Nefropatia por IgA (Doença de Berger): Entendendo seu laudo anatomopatológico

por Jason Wasserman MD PhD FRCPC e Md Shahrier Amin, MBBS, Ph.D.
19 de julho de 2026


Nefropatia por IgA, também conhecido como Doença de BergerA nefropatia diabética é uma doença renal na qual um anticorpo chamado imunoglobulina A (IgA) se acumula nas unidades de filtração dos rins e causa... inflamaçãoOs anticorpos são proteínas que o sistema imunológico normalmente produz para combater infecções. Na nefropatia por IgA, uma forma anormal de IgA se acumula nos rins, desencadeando inflamação e, com o tempo, podendo danificar os filtros renais. É a doença mais comum dos filtros renais em todo o mundo e varia amplamente em gravidade, desde uma condição leve detectada apenas em um exame de urina até uma causa de insuficiência renal.

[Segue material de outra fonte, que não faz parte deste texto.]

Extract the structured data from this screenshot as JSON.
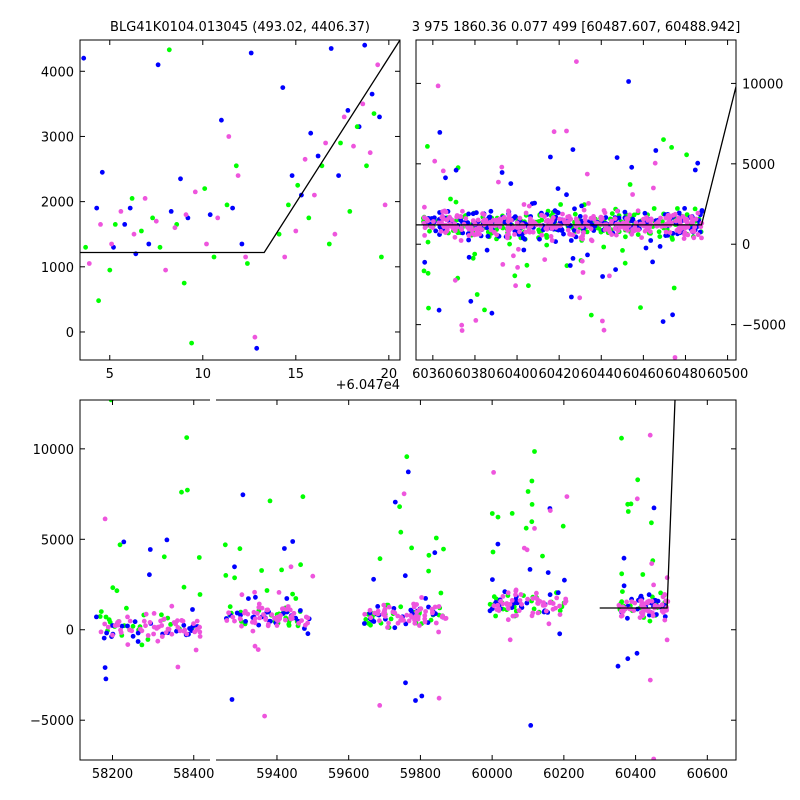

O diagnóstico de nefropatia por IgA é feito a partir de uma biópsia renal, e o laudo subsequente contém uma série de termos e pontuações que podem ser difíceis de interpretar. Este artigo ajudará você a entender os achados em seu laudo anatomopatológico para nefropatia por IgA, o significado de cada termo e por que isso é importante para o seu tratamento. A seção sobre a classificação de Oxford (MEST-C) explica a sequência de letras e números que você provavelmente encontrará no laudo.

O que os rins fazem?

Os rins são dois órgãos em forma de feijão que filtram o sangue, removendo resíduos e excesso de água na forma de urina, enquanto mantêm o equilíbrio de sais e fluidos no corpo. A filtragem ocorre em milhões de minúsculas unidades chamadas néfrons. No início de cada néfron, há um aglomerado de pequenos vasos sanguíneos chamado glomérulo (o plural é glomérulos), que funciona como uma peneira. Dentro de cada glomérulo, células de suporte chamadas células mesangiais mantêm os minúsculos vasos em seus lugares. Compreender esses dois termos, glomérulo e célula mesangial, facilita o acompanhamento do restante do relatório, pois a nefropatia por IgA é fundamentalmente uma doença do glomérulo e tem início nas células mesangiais.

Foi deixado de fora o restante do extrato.